Compared to men, women sometimes seem to have dramatically sharp drops in sexual desire after the limerance period of a relationship wears off. When this happens to only one woman in a lesbian couple, her more desirous partner tends to feel rejected, not only because she equates decreased desire with decreased love, but also because she believes "love conquers all." In other words, if the less sexual partner "really wanted to," she could feel more desire. The less sexual partner, on the other hand, may believe that high sexual desire is "objectifying" and a bit crude, and feel her lover’s interest in sex is inappropriate.

Case Example:

Reggie is a lesbian in her mid-thirties with a strong sex drive. She and Betty had great sex for the first six months of their relationship. As is all too typical of lesbian couples, they moved in together and pledged undying love after three months. By the time Betty’s interest in sex had dropped precipitously Reggie had made plans to accompany Betty to China to bring home the daughter Betty was adopting as a single mother.

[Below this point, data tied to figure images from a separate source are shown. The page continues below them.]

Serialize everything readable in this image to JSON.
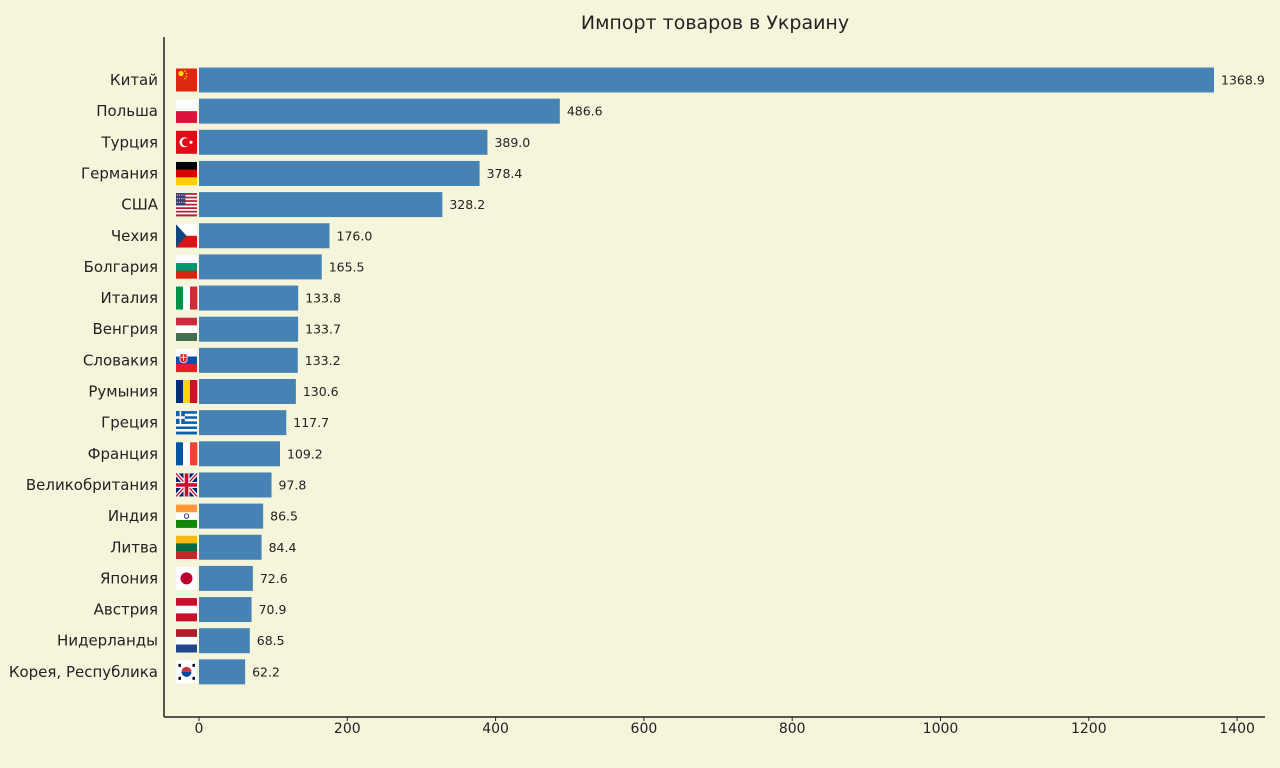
{
  "chart_data": {
    "type": "bar",
    "orientation": "horizontal",
    "title": "Импорт товаров в Украину",
    "xlabel": "",
    "ylabel": "",
    "xlim": [
      -47,
      1380
    ],
    "xticks": [
      0,
      200,
      400,
      600,
      800,
      1000,
      1200,
      1400
    ],
    "grid": false,
    "bar_color": "#4682b4",
    "background": "#f5f5dc",
    "categories": [
      "Китай",
      "Польша",
      "Турция",
      "Германия",
      "США",
      "Чехия",
      "Болгария",
      "Италия",
      "Венгрия",
      "Словакия",
      "Румыния",
      "Греция",
      "Франция",
      "Великобритания",
      "Индия",
      "Литва",
      "Япония",
      "Австрия",
      "Нидерланды",
      "Корея, Республика"
    ],
    "values": [
      1368.9,
      486.6,
      389.0,
      378.4,
      328.2,
      176.0,
      165.5,
      133.8,
      133.7,
      133.2,
      130.6,
      117.7,
      109.2,
      97.8,
      86.5,
      84.4,
      72.6,
      70.9,
      68.5,
      62.2
    ],
    "value_labels": [
      "1368.9",
      "486.6",
      "389.0",
      "378.4",
      "328.2",
      "176.0",
      "165.5",
      "133.8",
      "133.7",
      "133.2",
      "130.6",
      "117.7",
      "109.2",
      "97.8",
      "86.5",
      "84.4",
      "72.6",
      "70.9",
      "68.5",
      "62.2"
    ],
    "flags": [
      "china-flag-icon",
      "poland-flag-icon",
      "turkey-flag-icon",
      "germany-flag-icon",
      "usa-flag-icon",
      "czechia-flag-icon",
      "bulgaria-flag-icon",
      "italy-flag-icon",
      "hungary-flag-icon",
      "slovakia-flag-icon",
      "romania-flag-icon",
      "greece-flag-icon",
      "france-flag-icon",
      "uk-flag-icon",
      "india-flag-icon",
      "lithuania-flag-icon",
      "japan-flag-icon",
      "austria-flag-icon",
      "netherlands-flag-icon",
      "korea-flag-icon"
    ]
  }
}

After nine months together the difference in sexual desire between the two women was vast; Betty probably would have been content with sex four times per year and Reggie would have liked four times per week. Had their lives been less entangled they might have parted when this became clear. Instead, with so much at stake, the couple entered sex therapy. Reggie took Betty’s lack of interest very personally, and in turn Betty couldn’t understand how sex could be so important to Reggie that she might leave a relationship because of it. In the midst of couple counseling with a lesbian therapist who seemed to subtly reinforce Betty’s position, Reggie came to IPG for help. We validated her need to have sex play a strong role in her relationships, essentially helping her overcome her guilt at leaving a "marriage" entered into far too hastily.

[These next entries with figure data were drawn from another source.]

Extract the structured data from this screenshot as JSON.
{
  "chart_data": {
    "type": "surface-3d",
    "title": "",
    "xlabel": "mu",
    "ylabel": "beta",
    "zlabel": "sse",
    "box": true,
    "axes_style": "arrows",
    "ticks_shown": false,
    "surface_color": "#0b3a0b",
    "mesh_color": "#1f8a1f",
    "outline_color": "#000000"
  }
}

The case of Reggie and Betty highlights another issue new to the gay and lesbian community: how to handle separations where children are involved. In this case, Betty had initiated adoption as a single parent long before meeting Reggie, and neither woman assumed that Reggie would be an equal co-parent. In fact, since the separation Reggie has attempted to stay involved with Molly, the little girl Betty adopted, with Betty’s blessing. But when two women or two men have a child together the picture is complicated and difficult. In most states, same-sex partners have neither rights nor responsibilities as co-parents. They are neither expected to pay child support after separation – nor are their rights to visitation recognized. An angry and vengeful parent can often terminate the relationship the ex-lover has with their child with complete legality. Fortunately, Betty and Reggie have engineered an amicable separation and Betty has her daughter’s best interests at heart.